In diesem Beitrag untersucht Willis Towers Watson daher die Treiber der Veränderung in den Bedeckungsquoten im Jahr 2020. Welche Rolle spielen Übergangsmaßnahmen und VA für die Solvabilität? Und wie kritisch sind diese für die aufsichtsrechtlichen SCR-Bedeckungsquoten?

Komponenten der aufsichtsrechtlichen SCR-Bedeckungsquoten 

Die nachfolgende Abbildung illustriert die Komponenten der durchschnittlichen Bedeckungsquoten zum Jahresende 2019 und 2020 sowie die wesentlichen Treiber der Entwicklung. Wie auch im vorherigen Beitrag sind die Lebensversicherer (LV) in zwei Gruppen unterteilt: (1) Gesellschaften, die ein (Partielles) Internes Modell („IM“) zur Berechnung der Kapitalanforderung verwenden und (2) Unternehmen, die die Standardformel („SF“) anwenden. Diese Gliederung hilft, die starken Auswirkungen von Übergangsmaßnahmen und VA auf die Bedeckungsquoten zu erkennen.    

 

Grafik zeigt Komponenten der durchschnittlichen SCR-Bedeckungsquoten zum Ende 2019 und 2020
Komponenten der durchschnittlichen SCR-Bedeckungsquoten zum Ende 2019 und 2020

Die Grafik stellt die durchschnittlichen SCR-Bedeckungsquoten zum Jahresende 2019 und 2020 als Summe von drei Komponenten dar: Die SCR-Bedeckungsquote ohne Übergangsmaßnahmen und VA [pink] sowie der Beitrag von VA [blau] und Übergangsmaßnahmen [lila] zur offiziellen, in den Reports ausgewiesenen Bedeckungsquote.  
Die SCR-Bedeckung steht im Verhältnis von Own Funds (anrechnungsfähige Eigenmittel, „OF“) zur SCR. Die Bedeckungsquote verändert sich somit entsprechend der Entwicklung dieser beiden Elemente. Separat dazu zeigt die Abbildung die Auswirkungen von OF [grün] und SCR [grau].

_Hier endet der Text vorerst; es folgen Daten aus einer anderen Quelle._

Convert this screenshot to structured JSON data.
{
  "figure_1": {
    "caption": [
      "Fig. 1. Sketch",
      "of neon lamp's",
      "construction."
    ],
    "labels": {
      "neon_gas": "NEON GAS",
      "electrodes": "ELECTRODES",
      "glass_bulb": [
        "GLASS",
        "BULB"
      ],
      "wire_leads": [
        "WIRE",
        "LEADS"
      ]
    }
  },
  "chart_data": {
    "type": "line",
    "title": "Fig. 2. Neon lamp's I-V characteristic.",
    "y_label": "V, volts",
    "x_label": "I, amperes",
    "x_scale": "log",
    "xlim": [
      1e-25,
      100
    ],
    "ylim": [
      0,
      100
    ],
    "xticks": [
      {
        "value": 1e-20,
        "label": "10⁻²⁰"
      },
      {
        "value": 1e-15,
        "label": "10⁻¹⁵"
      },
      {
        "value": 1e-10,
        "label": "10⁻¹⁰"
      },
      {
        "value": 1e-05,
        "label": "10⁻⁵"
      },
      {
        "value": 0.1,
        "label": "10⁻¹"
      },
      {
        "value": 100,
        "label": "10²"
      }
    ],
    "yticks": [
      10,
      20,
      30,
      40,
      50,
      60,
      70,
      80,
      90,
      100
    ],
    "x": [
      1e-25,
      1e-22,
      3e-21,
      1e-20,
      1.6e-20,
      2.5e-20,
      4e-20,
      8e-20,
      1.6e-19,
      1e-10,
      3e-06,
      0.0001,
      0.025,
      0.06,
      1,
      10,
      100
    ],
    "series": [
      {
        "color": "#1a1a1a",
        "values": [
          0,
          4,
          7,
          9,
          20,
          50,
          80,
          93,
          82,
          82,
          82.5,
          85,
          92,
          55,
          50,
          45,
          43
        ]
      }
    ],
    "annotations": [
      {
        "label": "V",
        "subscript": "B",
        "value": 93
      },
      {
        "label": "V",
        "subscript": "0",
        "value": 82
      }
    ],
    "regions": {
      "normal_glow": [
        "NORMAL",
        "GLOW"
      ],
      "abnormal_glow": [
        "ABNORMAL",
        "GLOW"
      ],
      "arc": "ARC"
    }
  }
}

Wie kritisch sind Übergangsmaßnahmen und VA für die aufsichtsrechtlichen SCR-Bedeckungsquoten?

Übergangsmaßnahmen tragen maßgeblich zur Steigerung der Bedeckungsquoten bei. Im Schnitt „gewinnen“ die Gesellschaften 174 Prozentpunkte Bedeckung durch die Maßnahmen (IM: 101 Prozentpunkte, SF: 235 Prozentpunkte zum Jahresende 2020), einige sogar mehr als 300 Prozentpunkte. Die Zahlen für die IM-Gesellschaften werden von zwei Faktoren beeinflusst: (i) das Gewicht der Allianz in dieser Gruppe und (ii) die Tatsache, dass nur zwei Gesellschaften in dieser Gruppe Übergangsmaßnahmen anwenden.  

  • Im Jahr 2020 haben einige große Versicherer Übergangsmaßnahmen erstmalig eingeführt, was zu einer materiellen Steigerung der OF und somit auch zu einer erheblichen Steigerung der Bedeckungsquote geführt hat. 

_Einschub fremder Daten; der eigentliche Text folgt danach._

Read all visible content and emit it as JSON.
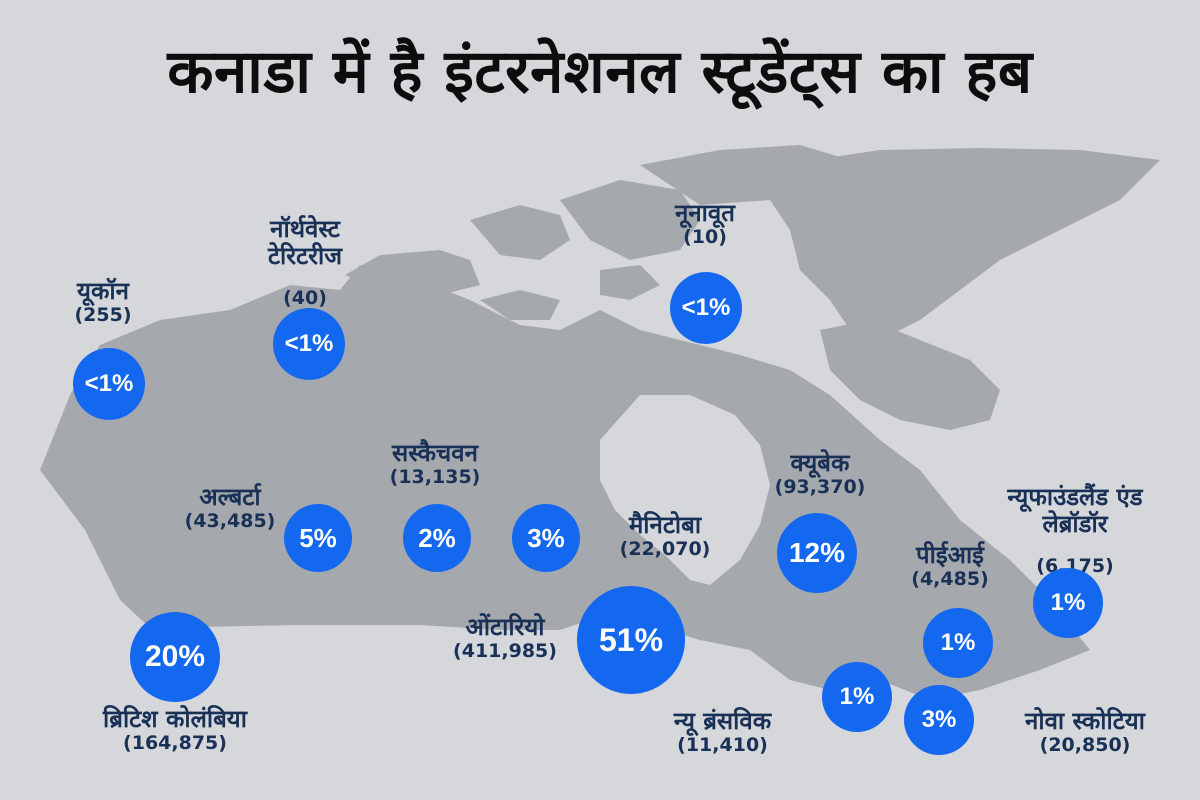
{
  "title": "कनाडा में है इंटरनेशनल स्टूडेंट्स का हब",
  "colors": {
    "land": "#a5a8ac",
    "water": "#d5d7da",
    "bubble": "#1468f0",
    "label": "#1a3157"
  },
  "provinces": [
    {
      "key": "yukon",
      "name": "यूकॉन",
      "count": "(255)",
      "share": "<1%"
    },
    {
      "key": "nwt",
      "name": "नॉर्थवेस्ट\nटेरिटरीज",
      "count": "(40)",
      "share": "<1%"
    },
    {
      "key": "nunavut",
      "name": "नूनावूत",
      "count": "(10)",
      "share": "<1%"
    },
    {
      "key": "bc",
      "name": "ब्रिटिश कोलंबिया",
      "count": "(164,875)",
      "share": "20%"
    },
    {
      "key": "alberta",
      "name": "अल्बर्टा",
      "count": "(43,485)",
      "share": "5%"
    },
    {
      "key": "saskatchewan",
      "name": "सस्कैचवन",
      "count": "(13,135)",
      "share": "2%"
    },
    {
      "key": "manitoba",
      "name": "मैनिटोबा",
      "count": "(22,070)",
      "share": "3%"
    },
    {
      "key": "ontario",
      "name": "ओंटारियो",
      "count": "(411,985)",
      "share": "51%"
    },
    {
      "key": "quebec",
      "name": "क्यूबेक",
      "count": "(93,370)",
      "share": "12%"
    },
    {
      "key": "newfoundland",
      "name": "न्यूफाउंडलैंड एंड\nलेब्रॉडॉर",
      "count": "(6,175)",
      "share": "1%"
    },
    {
      "key": "pei",
      "name": "पीईआई",
      "count": "(4,485)",
      "share": "1%"
    },
    {
      "key": "new_brunswick",
      "name": "न्यू ब्रंसविक",
      "count": "(11,410)",
      "share": "1%"
    },
    {
      "key": "nova_scotia",
      "name": "नोवा स्कोटिया",
      "count": "(20,850)",
      "share": "3%"
    }
  ]
}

  • Es gab Lebensversicherer, die die Berechnungsmethodik der Übergangsmaßnahmen angepasst haben und so ihre Solvency II-Position durch eine entsprechende Steigerung der OF um mehr als 100 Prozentpunkte verbessern konnten. 

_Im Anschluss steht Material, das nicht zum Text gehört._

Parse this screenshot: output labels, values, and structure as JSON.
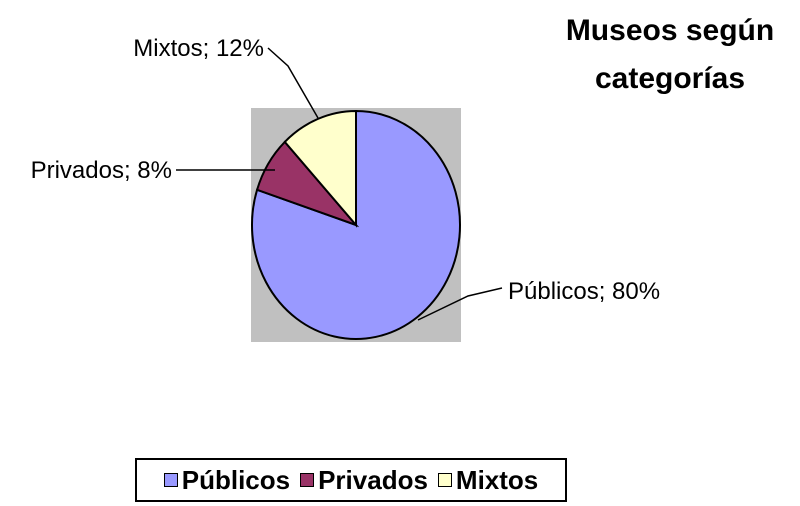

  • Einige Gesellschaften verzichten bis heute vollständig auf Übergangsmaßnahmen. Unter diesen haben insbesondere jene, die die Standardformel anwenden, dennoch eine vergleichsweise starke Position. 

Neben Übergangsmaßnahmen nutzen die meisten deutschen Lebensversicherer die Volatilitätsanpassung. Zum Jahresende 2019 und 2020 betrug die VA jedoch nur jeweils 7bps.

  • Die VA hat insbesondere bei den Gesellschaften, die ein (Partielles) Internes Modell verwenden, große Auswirkungen auf die SCR-Bedeckungsquote.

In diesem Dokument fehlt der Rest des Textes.